オイラはサン・フランシスコ湾の波止場に座って、波が押し寄せては去っていくのを、何もすることなくただ眺めている。故郷のジョージアから、サン・フランシスコ湾を目指して出てきたのはいいけれど…って感じだったかな。ということはあの歌、サン・フランシスコ在住ではなく、黒人の人口比率が多いオークランドにやって来た男の気持ちを歌った曲かもしれない、などとどうでもいいことを考えてしまう。

そうこうする内、列車は地上に出た。すぐに「West Oakland」駅に停車。この3つ先が乗換駅の「MacArthur」だ。心の準備はOK。当然居眠りなんて出やしない。結構緊張してる。そして「12th St./Oakland City Center」駅、さらに「19th St./Oakland」駅に停車。ここで気づいた。2つ駅の隣のプラットフォームには、さっきから「Richmond」行きが平行して走っている。焦ってはいけない。
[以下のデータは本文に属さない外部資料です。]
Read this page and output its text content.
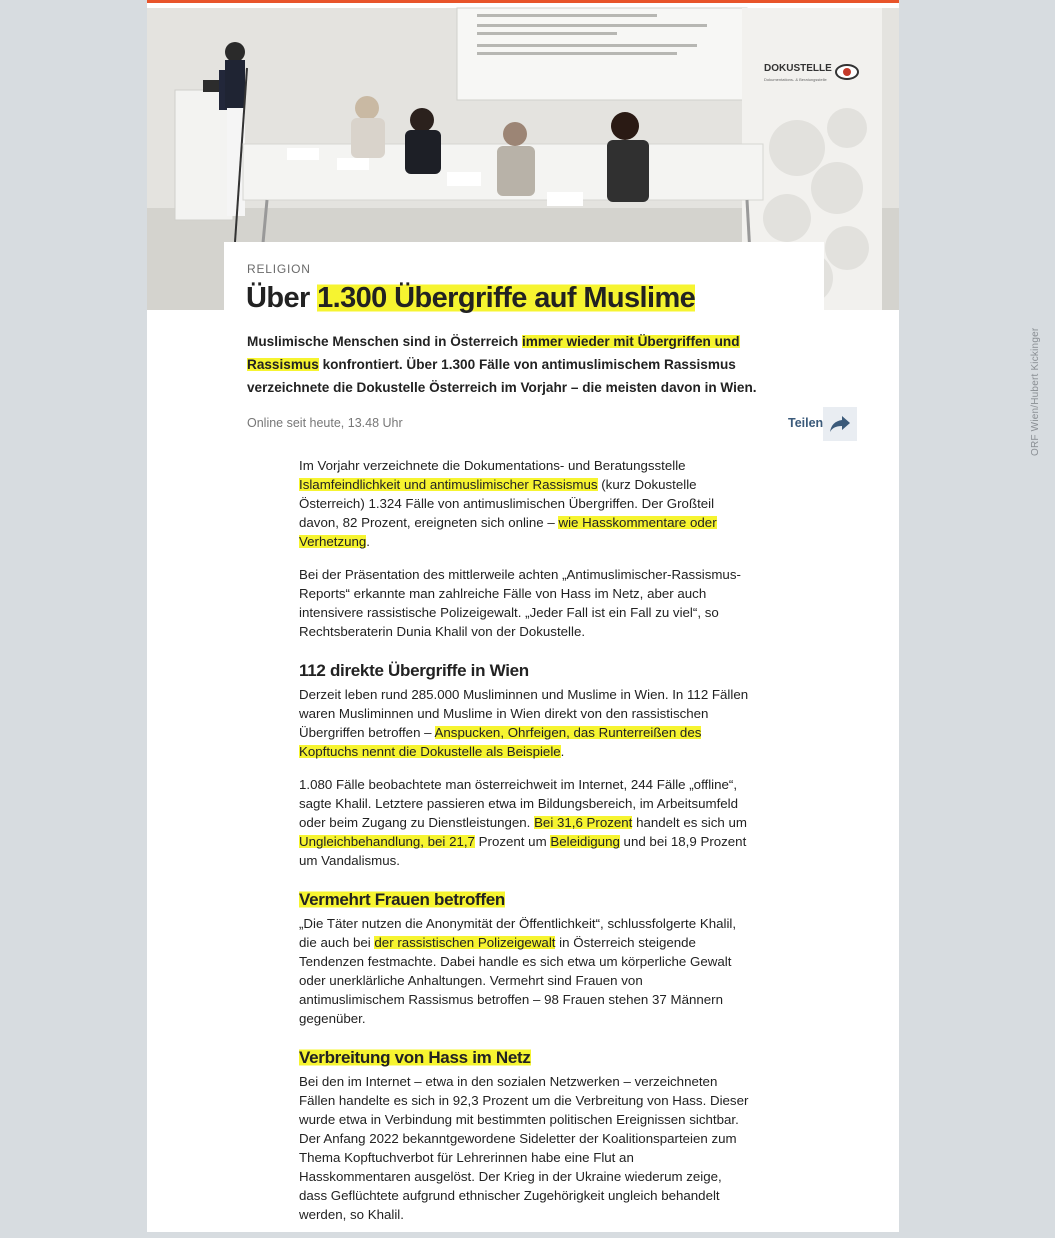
DOKUSTELLE
Dokumentations- & Beratungsstelle
ORF Wien/Hubert Kickinger
RELIGION
Über 1.300 Übergriffe auf Muslime

Muslimische Menschen sind in Österreich immer wieder mit Übergriffen und Rassismus konfrontiert. Über 1.300 Fälle von antimuslimischem Rassismus verzeichnete die Dokustelle Österreich im Vorjahr – die meisten davon in Wien.

Online seit heute, 13.48 Uhr	Teilen

Im Vorjahr verzeichnete die Dokumentations- und Beratungsstelle Islamfeindlichkeit und antimuslimischer Rassismus (kurz Dokustelle Österreich) 1.324 Fälle von antimuslimischen Übergriffen. Der Großteil davon, 82 Prozent, ereigneten sich online – wie Hasskommentare oder Verhetzung.

Bei der Präsentation des mittlerweile achten „Antimuslimischer-Rassismus-Reports“ erkannte man zahlreiche Fälle von Hass im Netz, aber auch intensivere rassistische Polizeigewalt. „Jeder Fall ist ein Fall zu viel“, so Rechtsberaterin Dunia Khalil von der Dokustelle.

112 direkte Übergriffe in Wien

Derzeit leben rund 285.000 Musliminnen und Muslime in Wien. In 112 Fällen waren Musliminnen und Muslime in Wien direkt von den rassistischen Übergriffen betroffen – Anspucken, Ohrfeigen, das Runterreißen des Kopftuchs nennt die Dokustelle als Beispiele.

1.080 Fälle beobachtete man österreichweit im Internet, 244 Fälle „offline“, sagte Khalil. Letztere passieren etwa im Bildungsbereich, im Arbeitsumfeld oder beim Zugang zu Dienstleistungen. Bei 31,6 Prozent handelt es sich um Ungleichbehandlung, bei 21,7 Prozent um Beleidigung und bei 18,9 Prozent um Vandalismus.

Vermehrt Frauen betroffen

„Die Täter nutzen die Anonymität der Öffentlichkeit“, schlussfolgerte Khalil, die auch bei der rassistischen Polizeigewalt in Österreich steigende Tendenzen festmachte. Dabei handle es sich etwa um körperliche Gewalt oder unerklärliche Anhaltungen. Vermehrt sind Frauen von antimuslimischem Rassismus betroffen – 98 Frauen stehen 37 Männern gegenüber.

Verbreitung von Hass im Netz

Bei den im Internet – etwa in den sozialen Netzwerken – verzeichneten Fällen handelte es sich in 92,3 Prozent um die Verbreitung von Hass. Dieser wurde etwa in Verbindung mit bestimmten politischen Ereignissen sichtbar. Der Anfang 2022 bekanntgewordene Sideletter der Koalitionsparteien zum Thema Kopftuchverbot für Lehrerinnen habe eine Flut an Hasskommentaren ausgelöst. Der Krieg in der Ukraine wiederum zeige, dass Geflüchtete aufgrund ethnischer Zugehörigkeit ungleich behandelt werden, so Khalil.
乗り換えは当初の予定通り「MacArthur」駅と決めている。

乗り換えて2駅目がバークレー。ちょっと興奮してきた。ここへ来るまで44年かかった。と言うと、実は嘘になる。1980年代初頭、僕は短時間だったけどバークレーを訪れている。1975年に友達になった日系人ボブ・カクの家に泊めてもらい、その時バークレーに日帰りしている。とはいえ日帰り。たった数時間のこと。ほとんど記憶に残っていないと言ってもいい。